The Skylander SK-105 was a project for a new twin-turboprop light aircraft, developed by Sky Aircraft, a subsidiary of GECI Aviation. The Skylander SK-105 was projected to enter service in late 2014. However, in July 2012, no prototype was even built. The project was stopped by the dissolution of the company, announced on 16 April 2013.

==Design and development==
The first reference to this project is known to be 1988 and the aircraft was called SB 100C 1 2 3.
The project was announced on 17 October 2001 at the Seoul Air Show. Design supervision was by the late Desmond Norman, co-designer of the Britten-Norman Islander. The first metal cut was scheduled for January 2004; the first of two prototypes were expected to fly in May 2005, but this has been postponed indefinitely, pending adequate funding.
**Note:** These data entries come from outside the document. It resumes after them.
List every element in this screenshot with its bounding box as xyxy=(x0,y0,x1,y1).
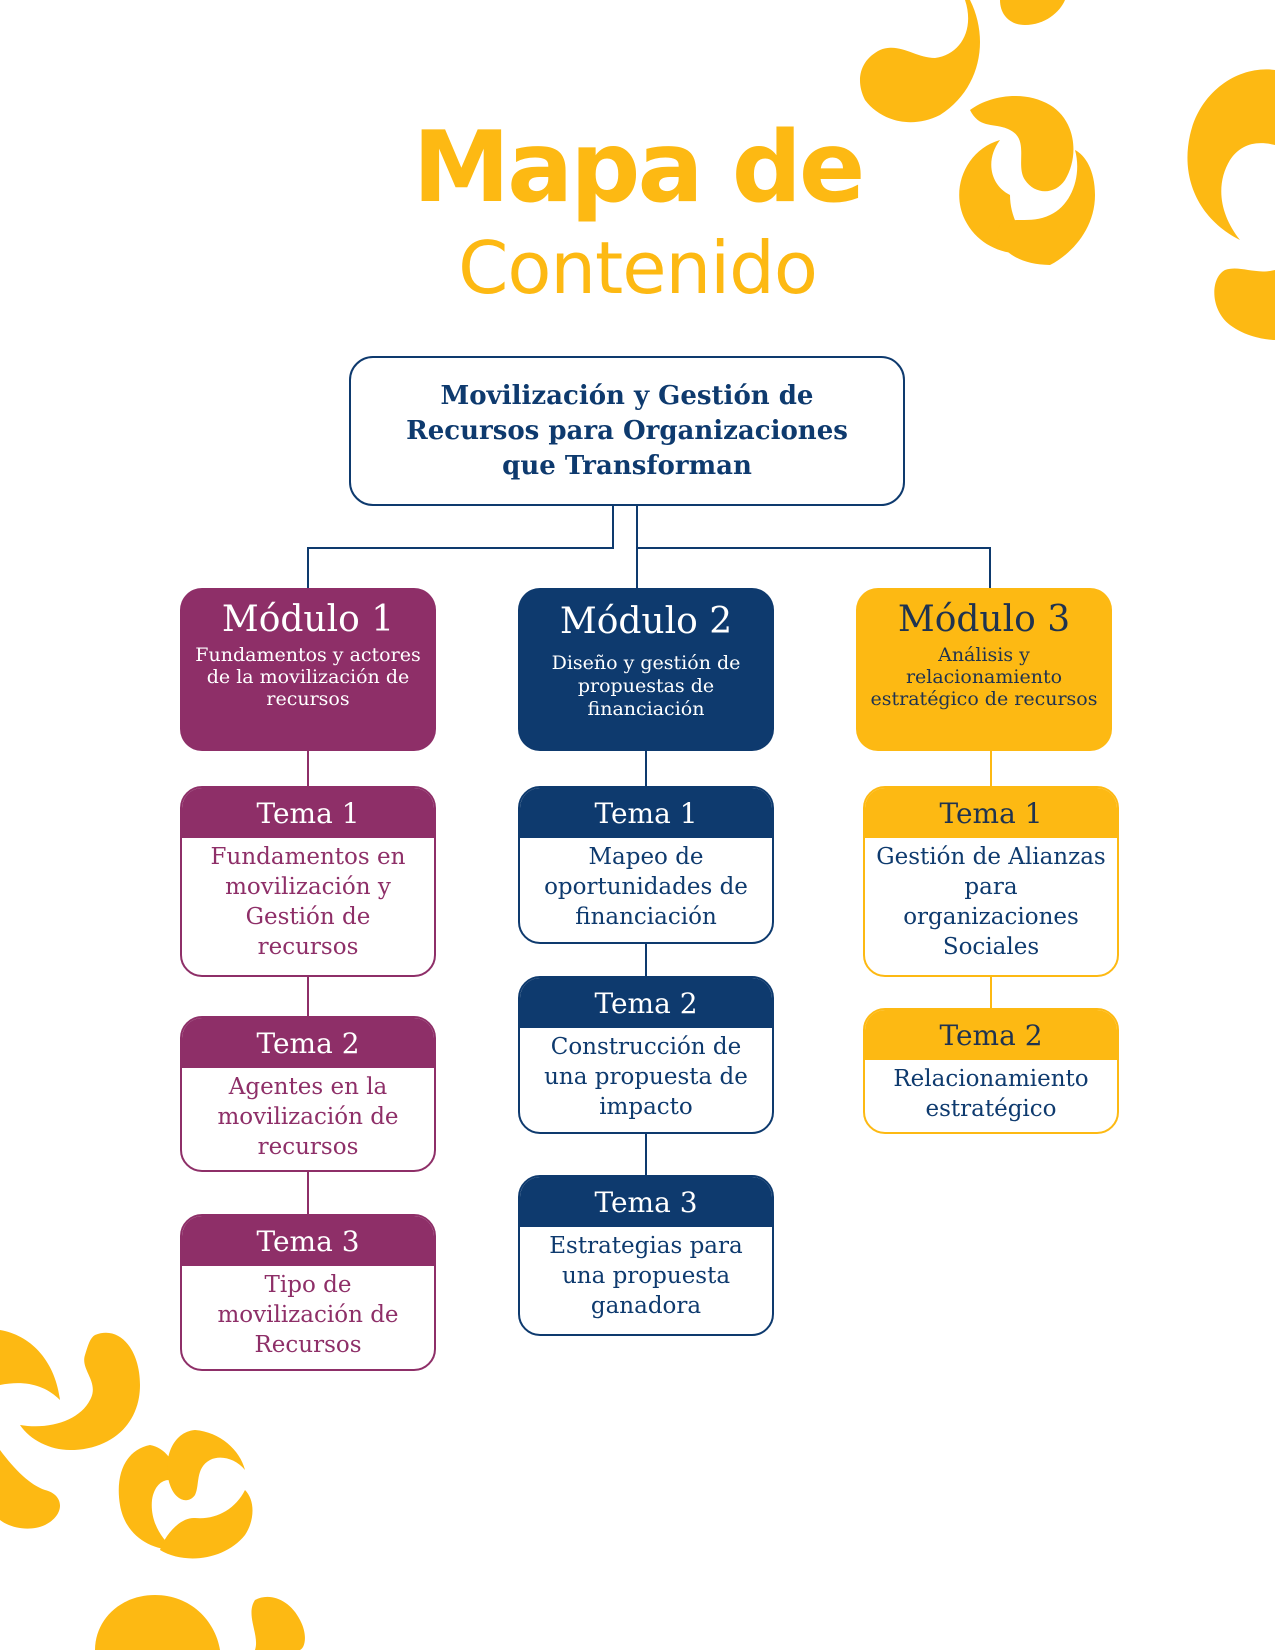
module-3-subtitle: Análisis y relacionamiento estratégico d… xyxy=(870,644,1098,710)
connector-module1-vertical xyxy=(307,547,309,588)
m2-tema-1-text: Mapeo de oportunidades de financiación xyxy=(544,844,748,930)
page-title-line1: Mapa de xyxy=(412,111,866,225)
root-topic-title: Movilización y Gestión de Recursos para … xyxy=(406,380,848,481)
m1-tema-2-text: Agentes en la movilización de recursos xyxy=(217,1074,399,1160)
m2-tema-1-label: Tema 1 xyxy=(520,788,772,838)
m3-tema-1-label: Tema 1 xyxy=(865,788,1117,838)
m2-tema-3-card: Tema 3 Estrategias para una propuesta ga… xyxy=(518,1175,774,1336)
module-1-box: Módulo 1 Fundamentos y actores de la mov… xyxy=(180,588,436,751)
module-3-title: Módulo 3 xyxy=(897,599,1071,640)
connector-m1-vertical-3 xyxy=(307,1170,309,1215)
connector-module3-vertical xyxy=(989,547,991,588)
m3-tema-1-card: Tema 1 Gestión de Alianzas para organiza… xyxy=(863,786,1119,977)
module-2-box: Módulo 2 Diseño y gestión de propuestas … xyxy=(518,588,774,751)
connector-m2-vertical-1 xyxy=(645,751,647,787)
root-topic-box: Movilización y Gestión de Recursos para … xyxy=(349,356,905,506)
m2-tema-2-card: Tema 2 Construcción de una propuesta de … xyxy=(518,976,774,1134)
connector-m1-vertical-2 xyxy=(307,975,309,1017)
m3-tema-1-text: Gestión de Alianzas para organizaciones … xyxy=(876,844,1106,960)
connector-left-horizontal xyxy=(307,547,614,549)
m1-tema-3-card: Tema 3 Tipo de movilización de Recursos xyxy=(180,1214,436,1371)
m2-tema-2-label: Tema 2 xyxy=(520,978,772,1028)
m3-tema-2-card: Tema 2 Relacionamiento estratégico xyxy=(863,1008,1119,1134)
swirl-decoration-bottom-left xyxy=(0,1330,305,1650)
m3-tema-2-text: Relacionamiento estratégico xyxy=(893,1066,1089,1122)
m1-tema-2-card: Tema 2 Agentes en la movilización de rec… xyxy=(180,1016,436,1172)
connector-m2-vertical-2 xyxy=(645,943,647,977)
m1-tema-1-label: Tema 1 xyxy=(182,788,434,838)
page-title-line2: Contenido xyxy=(458,226,818,310)
m3-tema-2-label: Tema 2 xyxy=(865,1010,1117,1060)
connector-root-left-vertical xyxy=(612,506,614,549)
connector-right-horizontal xyxy=(636,547,991,549)
m2-tema-3-text: Estrategias para una propuesta ganadora xyxy=(549,1233,743,1319)
module-1-title: Módulo 1 xyxy=(221,599,395,640)
m1-tema-1-card: Tema 1 Fundamentos en movilización y Ges… xyxy=(180,786,436,977)
module-3-box: Módulo 3 Análisis y relacionamiento estr… xyxy=(856,588,1112,751)
connector-m3-vertical-2 xyxy=(990,975,992,1009)
m2-tema-3-label: Tema 3 xyxy=(520,1177,772,1227)
module-1-subtitle: Fundamentos y actores de la movilización… xyxy=(195,644,421,710)
module-2-subtitle: Diseño y gestión de propuestas de financ… xyxy=(551,652,741,720)
m1-tema-1-text: Fundamentos en movilización y Gestión de… xyxy=(210,844,406,960)
swirl-decoration-top-right xyxy=(860,0,1275,340)
m2-tema-1-card: Tema 1 Mapeo de oportunidades de financi… xyxy=(518,786,774,944)
m1-tema-3-text: Tipo de movilización de Recursos xyxy=(217,1272,399,1358)
m1-tema-2-label: Tema 2 xyxy=(182,1018,434,1068)
connector-m2-vertical-3 xyxy=(645,1133,647,1176)
m1-tema-3-label: Tema 3 xyxy=(182,1216,434,1266)
connector-m1-vertical-1 xyxy=(307,751,309,787)
module-2-title: Módulo 2 xyxy=(559,601,733,642)
connector-m3-vertical-1 xyxy=(990,751,992,787)
m2-tema-2-text: Construcción de una propuesta de impacto xyxy=(544,1034,748,1120)
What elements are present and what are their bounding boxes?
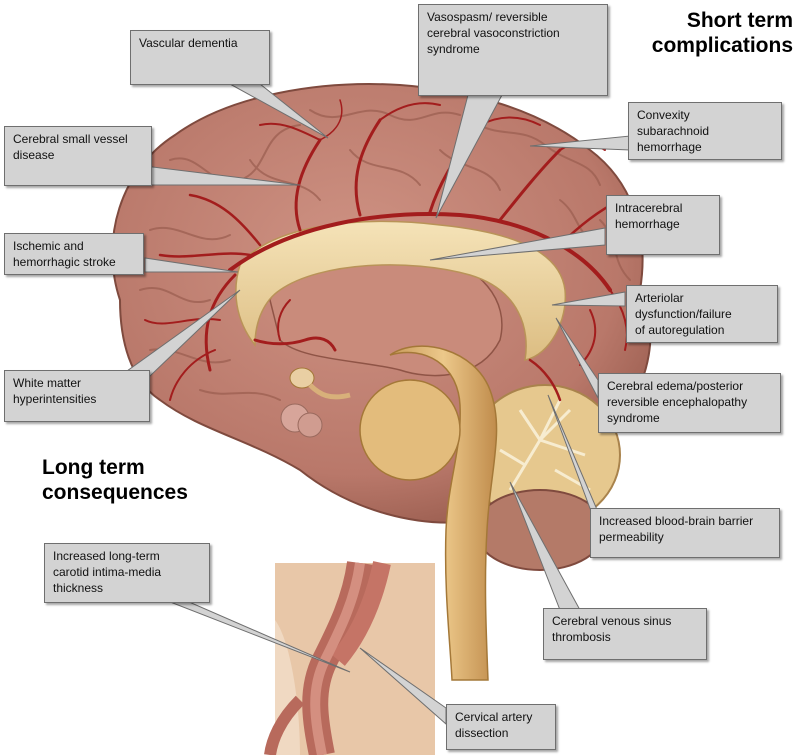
callout-small-vessel: Cerebral small vessel disease xyxy=(4,126,152,186)
callout-cervical-dissection: Cervical artery dissection xyxy=(446,704,556,750)
callout-vasospasm: Vasospasm/ reversible cerebral vasoconst… xyxy=(418,4,608,96)
callout-cerebral-edema: Cerebral edema/posterior reversible ence… xyxy=(598,373,781,433)
callout-ischemic-stroke: Ischemic and hemorrhagic stroke xyxy=(4,233,144,275)
short-term-heading: Short term complications xyxy=(651,9,793,57)
long-term-heading: Long term consequences xyxy=(42,456,188,504)
callout-vascular-dementia: Vascular dementia xyxy=(130,30,270,85)
callout-carotid-imt: Increased long-term carotid intima-media… xyxy=(44,543,210,603)
callout-convexity-sah: Convexity subarachnoid hemorrhage xyxy=(628,102,782,160)
callout-white-matter: White matter hyperintensities xyxy=(4,370,150,422)
callout-arteriolar-dysfunction: Arteriolar dysfunction/failure of autore… xyxy=(626,285,778,343)
pituitary xyxy=(280,367,351,438)
neck-inset xyxy=(264,561,435,755)
callout-bbb-permeability: Increased blood-brain barrier permeabili… xyxy=(590,508,780,558)
callout-intracerebral-hemorrhage: Intracerebral hemorrhage xyxy=(606,195,720,255)
callout-venous-thrombosis: Cerebral venous sinus thrombosis xyxy=(543,608,707,660)
pons xyxy=(359,379,461,481)
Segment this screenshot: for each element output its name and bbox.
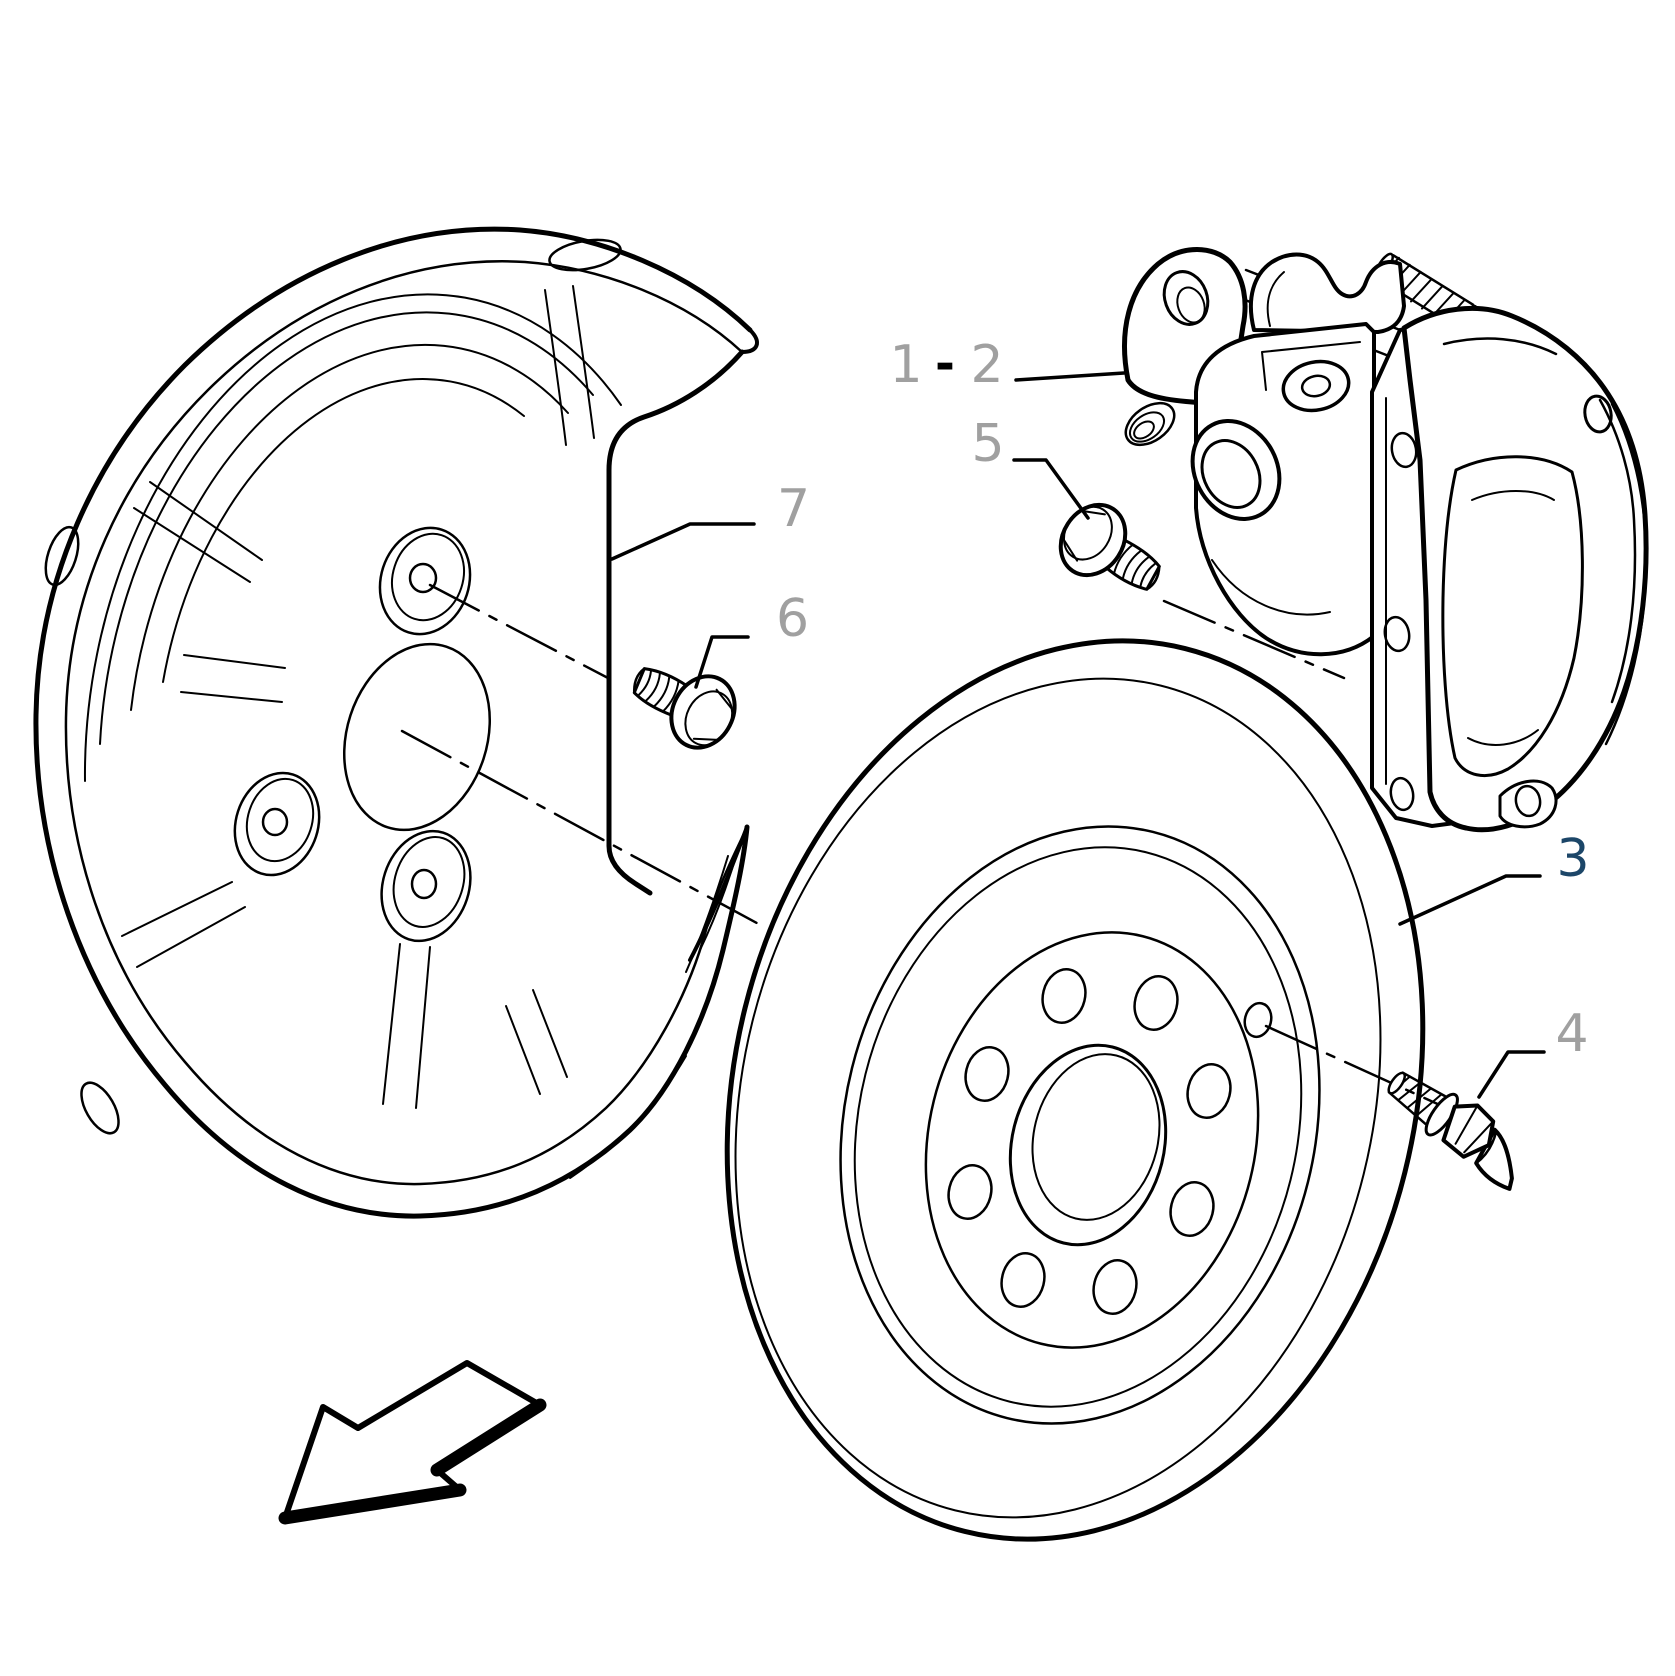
boss-left (233, 771, 321, 877)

By December 2007, plans were in hand for the formal programme launch in April 2008, following the signature of letter of intent by Turkish freight carrier ACT Airlines Group for 15 aircraft to be delivered between 2011 and 2021. Simultaneously, there was an announced partnership agreement for distribution of the Skylander in Bulgaria, Hungary, Macedonia, Turkey and several Middle East countries. Progress was slowed by a change of manufacturing plant from Portugal to France during 2008, and the target in-service date remained 2011. The programme was structured for joint funding (initially US$120 million) by three risk-sharing partners, Korean Aerospace Industries being first, on 17 October 2001, to pledge US$30 million to secure responsibility for wing production.

In October 2009, a new design of the aircraft was presented. After another change of manufacturing plant location (Chambley-Bussières Air Base in Lorraine), the target date of entry into service has been postponed year after year and was proposed for 2014.

On October 4, 2012, given the lack of funding, GECI Aviation Sky Aircraft went into receivership.